En el 2009 tuve la oportunidad de
poner en el centro del debate el avance del narcotráfico en la Provincia de
Córdoba, con un informe que -entre otros puntos- anticipaba un incipiente
proceso de “favelización” de ciertos barrios de nuestra ciudad y un escenario descontrolado
de acopio y procesamiento de drogas a gran escala en esos barrios y en las
rutas más importantes del Valle de Punilla así como las que se dirigen hacia
Santa Fe, Capital Federal y Río Cuarto.
A seis años, nadie pone en duda
la gravedad del fenómeno, su profundidad y su extensión. Incluso está presente
en todos los discursos de los candidatos, afortunadamente. El problema es que
su avance es tan vertiginoso que ya obliga a un debate de características extraordinarias
para el que -temo- no estamos preparados.
Tomemos como parangón las guerrillas
de los años 60 y 70 en nuestro país. Los argentinos no tomamos conciencia del
clima de violencia que se estaba gestando hasta que ya fue demasiado tarde, ni
su ascendencia entre los jóvenes que pasaban a la clandestinidad o coqueteaban
con ella hasta que se los vio copando regimientos, combatiendo en la selva
tucumana o vanagloriándose por las bombas que ponían. Se subestimó el
financiamiento del comunismo desde el exterior, la ferocidad de los que daban
las órdenes así como la intensidad de los adiestramientos. Y cuando, al final,
una presidente ordenó aniquilar, terminamos con una dictadura que utilizó los
métodos más perversos para extirpar el fenómeno de cuajo. Hasta el día de hoy
Argentina no cierra esa herida mal tratada.
Hoy el narcotráfico está
escribiendo un nuevo capítulo de igual dramatismo que aquel. Se nos fue de las
manos ya en los barrios pobres de los principales centros urbanos, y ahora los
narcos lideran a miles de jóvenes en todo el país, los inspiran y los motorizan
en una cultura de lo clandestino y paulatinamente los van integrando en una
verdadera red de crimen organizado. Se nos ha escurrido en nuestra economía -ya
de por sí informal- y los cientos de millones de dólares del narcotráfico conviven
con nosotros, así como sus jefes que se han radicado en nuestros barrios. En
las campañas políticas de este año, han puesto dinero en cantidades importantes.

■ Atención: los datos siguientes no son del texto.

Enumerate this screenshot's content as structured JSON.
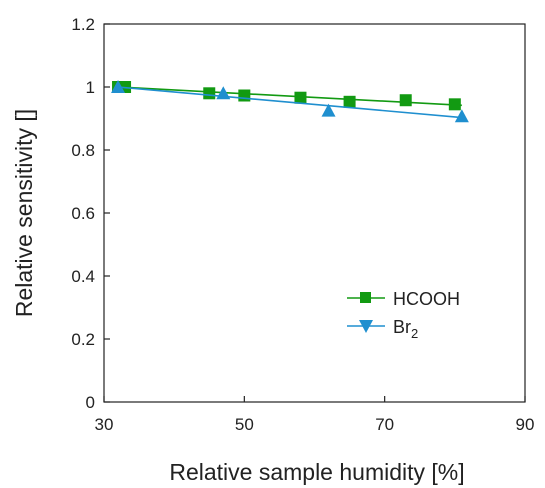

Y no debería sorprendernos que varios intendentes elegidos le respondan. De
hecho uno de los dirigentes más sospechados de hacer negocios directos con
ellos, podría convertirse en el gobernador de la estratégica provincia de
Buenos Aires. Lo más grave es cómo lograron instalar una aceptación social del
hábito del consumo.
Esto ya no es un fenómeno para
controlar con policías provinciales, para jueces y fiscales que no son
especializados en perseguirlos y que -en el mejor de los casos- están en
condiciones de atrapar uno cada tanto. No lo vamos a neutralizar en sus bases
territoriales con un par de equipos de trabajadoras sociales de algún
ministerio burocrático. Ya no es suficiente un Sedronar manejado con
voluntarismo. Ni siquiera lo es ya hacer funcionar los esperados radares del
norte del país, aún con la sanción de “leyes de derribo”. Esto pasó a otro
nivel y -en ese nivel- hay que tratarlo.
Ya estamos en la misma carrera
contra el tiempo que transitaron Brasil, Colombia, Perú y México. La existencia
misma del Estado Argentino, de nuestra sociedad y de su democracia está en
juego en el mediano y largo plazo si no reaccionamos.
Necesitaremos soluciones realmente
extraordinarias. Pero ¿cómo debatirlas e implementarlas en un marco de república
degenerada y populismo? Si lo hiciéramos bien, podemos descabezar estas redes, cortar
sus rutas de lavado de dinero y su vínculo corrupto con la política y el Estado;
juzgarlos y meterlos presos, enviando una señal contundente al mundo de que no
cuenten con Argentina como base logística.
Si en cambio pretendemos ir “de
abajo hacia arriba” y “despacio” volveremos a vivir otra vez en nuestra
historia nacional un fracaso terrible, con muertes, enfrentamientos de bandas y
mucho dinero suelto en la calle para corromper al que se cruce. Con infiltrados
de la peor calaña para detectar a los dealers barriales, cárceles llenas con el
último eslabón de la cadena pero resultados mínimos en el verdadero desafío que
es quebrar en un plazo breve ese lazo perverso e impune entre el poder, la
noche, el futbol, el delito y la droga.
Se que es doloroso asumir que nos
hemos convertido ya en un país narco. Nadie quiere escuchar eso. Pero negarlo o
subestimarlo es un suicidio colectivo.